4. Don’t preach! Tell stories. Allow children to act out the story and to retell it in their own words. Create an environment where children get to tell their stories. Don’t tell them what the story means — let them develop their own relationship for the narrative and tell you what it means to them. Let them find their place in the story, the place it connects to their lives.
5. Belong to a community where people live the stories of faith. Children need coaches not just for soccer; they need spiritual mentors for life.
6. Don’t say what you later have to correct. Don’t talk down to children. They are deep theologians. The theology of the books you read to children should also be satisfying to you as adults.
7. Let them know you approve their doubts, questions, challenges. Encourage searching.
8. Make time for prayer, for silence. Teachers ask 400 questions per day. They answer 80 percent of them. We abhor a vacuum; whenever there is a silence we rush to fill it up. At quiet times, children give us a glimpse of something precious, eternal: their souls. They need intentional quiet to remain in touch with their spirit.

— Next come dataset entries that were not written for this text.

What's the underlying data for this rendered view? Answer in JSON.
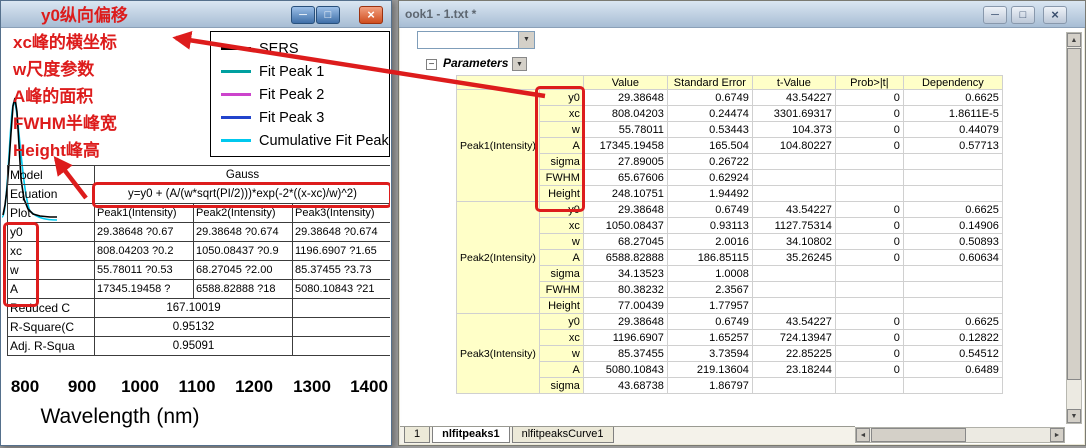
{
  "colors": {
    "accent_red": "#dd1c1c",
    "cream": "#ffffc8",
    "titlebar_top": "#dae6f2",
    "titlebar_bottom": "#a7bdd4",
    "mdi_background": "#9a9a9a"
  },
  "window_controls": {
    "minimize": "─",
    "restore": "□",
    "close": "×"
  },
  "icons": {
    "chevron_down": "▼",
    "triangle_up": "▲",
    "triangle_down": "▼",
    "triangle_left": "◄",
    "triangle_right": "►",
    "collapse": "−"
  },
  "left_window": {
    "annotations": [
      "y0纵向偏移",
      "xc峰的横坐标",
      "w尺度参数",
      "A峰的面积",
      "FWHM半峰宽",
      "Height峰高"
    ],
    "legend": {
      "entries": [
        {
          "label": "SERS",
          "color": "#000000"
        },
        {
          "label": "Fit Peak 1",
          "color": "#00a0a0"
        },
        {
          "label": "Fit Peak 2",
          "color": "#cc44cc"
        },
        {
          "label": "Fit Peak 3",
          "color": "#2244cc"
        },
        {
          "label": "Cumulative Fit Peak",
          "color": "#00c8ee"
        }
      ]
    },
    "results_table": {
      "rows": [
        {
          "label": "Model",
          "type": "merged3",
          "value": "Gauss"
        },
        {
          "label": "Equation",
          "type": "merged3",
          "value": "y=y0 + (A/(w*sqrt(PI/2)))*exp(-2*((x-xc)/w)^2)"
        },
        {
          "label": "Plot",
          "type": "cols",
          "values": [
            "Peak1(Intensity)",
            "Peak2(Intensity)",
            "Peak3(Intensity)"
          ]
        },
        {
          "label": "y0",
          "type": "cols",
          "values": [
            "29.38648 ?0.67",
            "29.38648 ?0.674",
            "29.38648 ?0.674"
          ]
        },
        {
          "label": "xc",
          "type": "cols",
          "values": [
            "808.04203 ?0.2",
            "1050.08437 ?0.9",
            "1196.6907 ?1.65"
          ]
        },
        {
          "label": "w",
          "type": "cols",
          "values": [
            "55.78011 ?0.53",
            "68.27045 ?2.00",
            "85.37455 ?3.73"
          ]
        },
        {
          "label": "A",
          "type": "cols",
          "values": [
            "17345.19458 ?",
            "6588.82888 ?18",
            "5080.10843 ?21"
          ]
        },
        {
          "label": "Reduced C",
          "type": "merged2",
          "value": "167.10019"
        },
        {
          "label": "R-Square(C",
          "type": "merged2",
          "value": "0.95132"
        },
        {
          "label": "Adj. R-Squa",
          "type": "merged2",
          "value": "0.95091"
        }
      ]
    },
    "x_axis": {
      "ticks": [
        "800",
        "900",
        "1000",
        "1100",
        "1200",
        "1300",
        "1400"
      ],
      "label": "Wavelength (nm)"
    }
  },
  "right_window": {
    "title": "ook1 - 1.txt *",
    "parameters_label": "Parameters",
    "param_table": {
      "headers": [
        "Value",
        "Standard Error",
        "t-Value",
        "Prob>|t|",
        "Dependency"
      ],
      "groups": [
        {
          "name": "Peak1(Intensity)",
          "rows": [
            {
              "param": "y0",
              "values": [
                "29.38648",
                "0.6749",
                "43.54227",
                "0",
                "0.6625"
              ]
            },
            {
              "param": "xc",
              "values": [
                "808.04203",
                "0.24474",
                "3301.69317",
                "0",
                "1.8611E-5"
              ]
            },
            {
              "param": "w",
              "values": [
                "55.78011",
                "0.53443",
                "104.373",
                "0",
                "0.44079"
              ]
            },
            {
              "param": "A",
              "values": [
                "17345.19458",
                "165.504",
                "104.80227",
                "0",
                "0.57713"
              ]
            },
            {
              "param": "sigma",
              "values": [
                "27.89005",
                "0.26722",
                "",
                "",
                ""
              ]
            },
            {
              "param": "FWHM",
              "values": [
                "65.67606",
                "0.62924",
                "",
                "",
                ""
              ]
            },
            {
              "param": "Height",
              "values": [
                "248.10751",
                "1.94492",
                "",
                "",
                ""
              ]
            }
          ]
        },
        {
          "name": "Peak2(Intensity)",
          "rows": [
            {
              "param": "y0",
              "values": [
                "29.38648",
                "0.6749",
                "43.54227",
                "0",
                "0.6625"
              ]
            },
            {
              "param": "xc",
              "values": [
                "1050.08437",
                "0.93113",
                "1127.75314",
                "0",
                "0.14906"
              ]
            },
            {
              "param": "w",
              "values": [
                "68.27045",
                "2.0016",
                "34.10802",
                "0",
                "0.50893"
              ]
            },
            {
              "param": "A",
              "values": [
                "6588.82888",
                "186.85115",
                "35.26245",
                "0",
                "0.60634"
              ]
            },
            {
              "param": "sigma",
              "values": [
                "34.13523",
                "1.0008",
                "",
                "",
                ""
              ]
            },
            {
              "param": "FWHM",
              "values": [
                "80.38232",
                "2.3567",
                "",
                "",
                ""
              ]
            },
            {
              "param": "Height",
              "values": [
                "77.00439",
                "1.77957",
                "",
                "",
                ""
              ]
            }
          ]
        },
        {
          "name": "Peak3(Intensity)",
          "rows": [
            {
              "param": "y0",
              "values": [
                "29.38648",
                "0.6749",
                "43.54227",
                "0",
                "0.6625"
              ]
            },
            {
              "param": "xc",
              "values": [
                "1196.6907",
                "1.65257",
                "724.13947",
                "0",
                "0.12822"
              ]
            },
            {
              "param": "w",
              "values": [
                "85.37455",
                "3.73594",
                "22.85225",
                "0",
                "0.54512"
              ]
            },
            {
              "param": "A",
              "values": [
                "5080.10843",
                "219.13604",
                "23.18244",
                "0",
                "0.6489"
              ]
            },
            {
              "param": "sigma",
              "values": [
                "43.68738",
                "1.86797",
                "",
                "",
                ""
              ]
            }
          ]
        }
      ]
    },
    "sheet_tabs": [
      {
        "label": "1",
        "active": false
      },
      {
        "label": "nlfitpeaks1",
        "active": true
      },
      {
        "label": "nlfitpeaksCurve1",
        "active": false
      }
    ]
  }
}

Sandy Eisenberg Sasso, award-winning author of inspiring books for children of all faiths and backgrounds, is a parent, spiritual leader, and storyteller appreciated in many countries. There are over 300,000 copies of her books in print in English, German, Spanish, Italian, and Hebrew. The second woman to be ordained as a rabbi (1974) and the first rabbi to become a mother, she and her husband, Dennis, were the first rabbinical couple to jointly lead a congregation — Beth-El Zedeck in Indianapolis. They have two children, David and Debora. Sasso, who holds a doctorate in ministry, is active in the interfaith community, and has written and lectured on the renewal of spirituality, women and religion, and the discovery of the religious imagination in children of all faiths.